Regulus has resumed his previous position on his bed now, and he is staring down at a schoolbook without any apparent recognition. His hand twitches towards it when Barty moves into the room, a guilt reflex that Barty is used to seeing, as if he can catch people red-handed with their own thoughts. After it has passed, Reg just looks like he doesn't know what do to with himself, lips pursed uncomfortably. Barty leans against one of the posts at the foot of Regulus' bed, hands in his pockets.
"Little do they know," he says with a curve of his lips.
Reg looks hard at him for a fleeting moment before laughing, gaze dropping. "Yeah."
"And you?" His voice practically floats, gentle inquiry, but his heart is pounding anticipation even down to his toes.
Regulus' stare lasts longer this time. "What about me."

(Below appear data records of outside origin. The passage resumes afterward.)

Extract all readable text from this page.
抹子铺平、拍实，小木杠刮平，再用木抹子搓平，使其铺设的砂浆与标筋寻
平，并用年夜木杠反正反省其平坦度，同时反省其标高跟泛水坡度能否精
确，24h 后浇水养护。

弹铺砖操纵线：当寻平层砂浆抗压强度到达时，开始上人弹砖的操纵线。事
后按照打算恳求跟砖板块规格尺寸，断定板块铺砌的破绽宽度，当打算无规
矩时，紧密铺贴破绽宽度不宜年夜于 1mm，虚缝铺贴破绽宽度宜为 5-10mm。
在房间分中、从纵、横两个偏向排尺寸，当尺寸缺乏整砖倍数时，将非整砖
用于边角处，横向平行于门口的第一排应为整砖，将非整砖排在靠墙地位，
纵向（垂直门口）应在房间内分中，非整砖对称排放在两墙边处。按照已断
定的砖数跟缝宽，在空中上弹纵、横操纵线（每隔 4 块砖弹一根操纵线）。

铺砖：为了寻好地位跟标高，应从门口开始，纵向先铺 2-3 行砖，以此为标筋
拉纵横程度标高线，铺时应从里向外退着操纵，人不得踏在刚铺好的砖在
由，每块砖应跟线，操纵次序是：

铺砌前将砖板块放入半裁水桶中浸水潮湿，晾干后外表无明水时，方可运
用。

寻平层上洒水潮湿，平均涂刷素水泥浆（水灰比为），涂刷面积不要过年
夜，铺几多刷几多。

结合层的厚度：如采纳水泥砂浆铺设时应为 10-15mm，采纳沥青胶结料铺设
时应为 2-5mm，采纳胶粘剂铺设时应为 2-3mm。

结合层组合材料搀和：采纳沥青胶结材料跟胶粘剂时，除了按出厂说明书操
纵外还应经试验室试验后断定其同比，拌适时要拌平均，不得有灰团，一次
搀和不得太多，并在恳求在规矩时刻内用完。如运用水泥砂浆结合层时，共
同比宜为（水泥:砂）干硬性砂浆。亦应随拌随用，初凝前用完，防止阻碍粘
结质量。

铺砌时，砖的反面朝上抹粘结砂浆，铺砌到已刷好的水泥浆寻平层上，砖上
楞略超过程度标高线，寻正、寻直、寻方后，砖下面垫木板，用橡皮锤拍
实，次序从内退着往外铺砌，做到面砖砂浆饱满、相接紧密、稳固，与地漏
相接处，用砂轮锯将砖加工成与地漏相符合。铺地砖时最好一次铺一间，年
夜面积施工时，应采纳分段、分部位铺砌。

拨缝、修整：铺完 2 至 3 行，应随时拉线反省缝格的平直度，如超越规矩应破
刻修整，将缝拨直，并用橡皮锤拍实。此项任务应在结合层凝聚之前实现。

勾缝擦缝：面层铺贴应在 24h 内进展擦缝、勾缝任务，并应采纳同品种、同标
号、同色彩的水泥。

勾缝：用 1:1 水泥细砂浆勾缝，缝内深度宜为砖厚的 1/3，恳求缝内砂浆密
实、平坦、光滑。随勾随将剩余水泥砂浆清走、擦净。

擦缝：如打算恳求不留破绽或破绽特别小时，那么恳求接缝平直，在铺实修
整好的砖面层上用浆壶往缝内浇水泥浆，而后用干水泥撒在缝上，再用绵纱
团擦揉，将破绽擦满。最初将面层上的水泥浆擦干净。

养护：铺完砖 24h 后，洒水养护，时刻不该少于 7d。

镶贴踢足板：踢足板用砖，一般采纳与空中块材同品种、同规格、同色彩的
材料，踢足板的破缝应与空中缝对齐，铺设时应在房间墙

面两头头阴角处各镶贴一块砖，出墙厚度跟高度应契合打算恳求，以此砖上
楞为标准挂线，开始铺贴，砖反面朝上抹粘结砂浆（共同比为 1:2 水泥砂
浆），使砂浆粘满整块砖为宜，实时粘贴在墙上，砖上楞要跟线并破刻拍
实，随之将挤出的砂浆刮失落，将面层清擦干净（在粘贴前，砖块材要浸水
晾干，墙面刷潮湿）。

"What do you know that they don't?"
"I don't—" Regulus is twining his fingers so tightly together that the joints are white where the blood is cutting off. He whispers, "Everything," and looks like he wants to regret it.
"That doesn't answer my question, though," Barty says, his words a little sharper at the edges now. Reg has never been very good at keeping secrets, but Barty's not minded examining the angles of the newfound crypticism Reg has been carrying around with him lately, picking at the loose threads wherever he can. He doesn't find his mood to be bent towards any more coddling, however. Reg must sense it. His nervous movements diverge haltingly to streamline with Barty's heightened calm, Reg's gaze steadying on him.
As Barty pushes off from the bedpost and skirts the edge of the bed until Regulus has to tilt his chin up to look at him, Reg says, "I don't know how much I can trust you. Your father..."
"And what needs to be done to prove that one is his own person?" Barty murmurs.
The hair falls back over Regulus' eyes as he looks down, fingers hovering over his cuff for a minute before pushing the sleeve up his forearm. His skin is white and smooth and exposes blue veins beneath, but his skin is alive where power (he) has been. Barty's hunger is suddenly desperate and clawing. He reaches out to touch it.